The Los Angeles-Long Beach port complex is the biggest air polluter in Southern California and it is expected to quadruple in size over the next twenty years. The Clean Ports bill, authored by State Assemblyman Alan Lowenthal (D-54), requires the ports to hold pollution at this year's levels even as cargo throughput grows. Although Governor Schwarzenegger has pledged to cut California's air pollution in half, he is under pressure from polluting industries to veto Lowenthal's bill. The Los Angeles-Long Beach port complex accounts for almost a quarter of the particulate matter (PM) pollution in the South Coast region, the most polluted region in the country.

The Lowenthal bill is supported by the Cities of Los Angeles and Long Beach, the two cities directly affected by it. On Thursday morning, Los Angeles City Councilmember Janice Hahn and harbor community members joined Assemblymember Lowenthal, and representatives of the Coalition for Clean Air and NRDC (Natural Resources Defense Council) to urge the governor to sign the port bill.

"Without this law, Southern Californians are going to breathe ever more soot and smog as the Ports of L.A. and Long Beach expand," said Todd Campbell, policy director at Coalition for Clean Air. "I strongly urge the governor to protect the health of Southern Californians by signing the Clean Ports bill."

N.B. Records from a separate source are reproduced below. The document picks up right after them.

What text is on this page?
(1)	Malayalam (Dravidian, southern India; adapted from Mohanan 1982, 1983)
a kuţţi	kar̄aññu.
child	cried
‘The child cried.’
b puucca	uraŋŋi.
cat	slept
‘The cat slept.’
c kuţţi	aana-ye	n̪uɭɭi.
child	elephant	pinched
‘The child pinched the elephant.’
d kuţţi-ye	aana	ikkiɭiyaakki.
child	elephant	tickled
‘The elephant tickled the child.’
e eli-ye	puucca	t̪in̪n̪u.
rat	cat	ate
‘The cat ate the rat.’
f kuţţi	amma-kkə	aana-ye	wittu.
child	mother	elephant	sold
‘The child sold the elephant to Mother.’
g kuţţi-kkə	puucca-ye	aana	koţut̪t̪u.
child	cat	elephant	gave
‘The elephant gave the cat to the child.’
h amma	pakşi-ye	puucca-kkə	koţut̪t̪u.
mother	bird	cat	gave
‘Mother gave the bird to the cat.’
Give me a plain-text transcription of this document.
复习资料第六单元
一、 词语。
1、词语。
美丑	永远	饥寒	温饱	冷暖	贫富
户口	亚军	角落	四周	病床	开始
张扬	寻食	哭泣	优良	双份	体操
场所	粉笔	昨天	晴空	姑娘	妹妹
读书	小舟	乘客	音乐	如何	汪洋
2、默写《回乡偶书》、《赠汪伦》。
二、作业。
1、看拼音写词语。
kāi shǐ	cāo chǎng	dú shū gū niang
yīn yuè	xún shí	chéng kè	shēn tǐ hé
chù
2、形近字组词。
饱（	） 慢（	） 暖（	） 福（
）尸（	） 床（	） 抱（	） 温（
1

The ports of Los Angeles and Long Beach now emit as much diesel exhaust as 16,000 tractor-trailers idling their engines twenty-four hours a day. As a result, residents of San Pedro, Wilmington and Long Beach are plagued by acute and chronic respiratory illnesses such as asthma and bronchitis, and suffer some of the highest cancer risk in the region.

"This bill is a critical test for Governor Schwarzenegger and his aspiration to be California's 'environmental governor,'" said NRDC senior attorney Gail Ruderman Feuer. "The only way he can achieve his pledge of a 50 percent cut in air pollution is to take on emissions at the ports. We need him to stand up to the polluters telling him to veto this bill."

The bill controls pollution and protects public health without limiting port expansion. It allows port authorities to choose from a menu of cost-effective emission reduction technologies for ships, trucks, locomotives and dock equipment at port facilities.


Groups publish 'how-to' manual for cutting port emissions

A new report released today by the Coalition for Clean Air and NRDC proposes a wide range of cost-effective techniques for reducing air pollution from ports. Harboring Pollution: Strategies to Clean Up U.S. Ports makes technical recommendations for how container ports can clean up their operations, including dockside electric power for ships (so they can shut off diesel engines); cleaner fuels for ships, trucks, locomotives and dock tractors; pollution controls for dirty diesel engines; and stricter storm water management. It also makes policy recommendations for federal, state and local regulators that would significantly reduce negative effects on local communities and the environment.

If fully implemented at America's ten largest ports, the measures would cut more than 60 percent of PM emissions and more than 30 percent of nitrogen oxide emissions, a precursor to smog.